Three years, nine months, and sixteen days have passed since the moment his heart dropped. No news from Earth. Wagner had enough provisions to keep himself alive for decades—acres of sustainable farmland, thousands of pounds of freeze dried provisions, a water hydrolyzer, trees to filter his air… he could live out the rest of his days on this dusty planet.
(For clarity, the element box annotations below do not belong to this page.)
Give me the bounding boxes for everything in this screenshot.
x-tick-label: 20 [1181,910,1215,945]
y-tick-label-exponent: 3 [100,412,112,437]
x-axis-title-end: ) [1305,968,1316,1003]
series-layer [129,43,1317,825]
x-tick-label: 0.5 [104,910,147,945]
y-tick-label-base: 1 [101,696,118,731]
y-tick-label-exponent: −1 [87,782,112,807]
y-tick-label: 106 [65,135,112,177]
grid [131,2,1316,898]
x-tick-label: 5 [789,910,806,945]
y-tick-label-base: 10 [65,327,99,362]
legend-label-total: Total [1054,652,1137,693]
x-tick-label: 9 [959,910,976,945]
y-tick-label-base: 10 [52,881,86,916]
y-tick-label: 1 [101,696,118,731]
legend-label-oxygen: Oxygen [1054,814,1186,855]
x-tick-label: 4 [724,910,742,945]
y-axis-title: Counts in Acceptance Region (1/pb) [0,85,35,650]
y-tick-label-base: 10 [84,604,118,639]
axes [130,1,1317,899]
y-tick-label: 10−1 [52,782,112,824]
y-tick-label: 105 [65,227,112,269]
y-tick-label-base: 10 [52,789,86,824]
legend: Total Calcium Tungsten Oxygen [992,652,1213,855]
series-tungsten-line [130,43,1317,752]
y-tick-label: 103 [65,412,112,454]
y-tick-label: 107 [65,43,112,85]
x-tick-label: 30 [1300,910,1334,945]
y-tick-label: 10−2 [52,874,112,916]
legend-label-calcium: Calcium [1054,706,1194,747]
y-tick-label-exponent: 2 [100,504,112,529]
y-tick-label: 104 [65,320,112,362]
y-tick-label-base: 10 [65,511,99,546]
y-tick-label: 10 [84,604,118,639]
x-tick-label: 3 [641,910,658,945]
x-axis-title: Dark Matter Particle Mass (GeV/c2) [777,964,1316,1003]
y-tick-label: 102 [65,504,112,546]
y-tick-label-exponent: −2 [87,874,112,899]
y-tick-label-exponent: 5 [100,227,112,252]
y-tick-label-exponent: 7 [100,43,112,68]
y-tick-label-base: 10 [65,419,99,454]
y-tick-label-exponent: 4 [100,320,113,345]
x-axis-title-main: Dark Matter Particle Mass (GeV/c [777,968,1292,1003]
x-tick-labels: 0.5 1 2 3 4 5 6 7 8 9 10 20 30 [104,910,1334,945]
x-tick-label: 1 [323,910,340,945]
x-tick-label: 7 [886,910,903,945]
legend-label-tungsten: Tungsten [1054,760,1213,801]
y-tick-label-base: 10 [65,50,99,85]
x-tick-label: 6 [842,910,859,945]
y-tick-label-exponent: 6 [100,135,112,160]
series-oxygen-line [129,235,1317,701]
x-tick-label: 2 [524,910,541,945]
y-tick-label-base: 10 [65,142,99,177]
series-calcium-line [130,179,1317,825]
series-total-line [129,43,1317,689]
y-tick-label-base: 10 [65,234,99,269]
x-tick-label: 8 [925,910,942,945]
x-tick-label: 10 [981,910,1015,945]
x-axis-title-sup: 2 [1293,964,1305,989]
But every day, Wagner looked up to Earth—that tiny blue marble suspended in his memories. With his high-resolution telescope, he could gaze upon the fragile planet. Now, the city lights had all blinked out. In the first few months, bursts of light periodically dotted the landscape. He couldn’t hear the sounds of these explosions, but he could imagine them. Where was his family now? By all probability, they were dead. What were their last moments like? Had they been peacefully sleeping when the bombs fell and incinerated their bodies? Or had they hung on through months of suffering, feeling every tremor as the radiation ravaged their bodies?
Now, everything was still. Earth was an inert mote of dust, drifting along its preordained orbit, ignorant of the agony of its inhabitants.
Wagner wondered how they would be remembered. Would alien anthropologists find the remains of the millenia old civilization and see mankind as the ever inquisitive pioneers of science, the bold explorers of space that Wagner knew it to be? Would memories of the shared global triumph of landing a man on Mars outweigh those last convulsions of fear and anarchy?
Or will the rash decision of global leaders and the thermonuclear war that followed eclipse mankind’s accomplishments? Would mankind let its death throes define its legacy—the villain of its own story? Would its Phobos forever blot out its Sun?
Watching the moon—named after the Greek god of fear—slowly cast a shadow across the once bright landscape, Wagner knew that he was the last bastion of humankind. But perhaps—perhaps there was hope. Just as stray shafts of light still reached out from Phobos’ rough exterior, maybe the possibility of a future for mankind, a future for his daughter, still remains.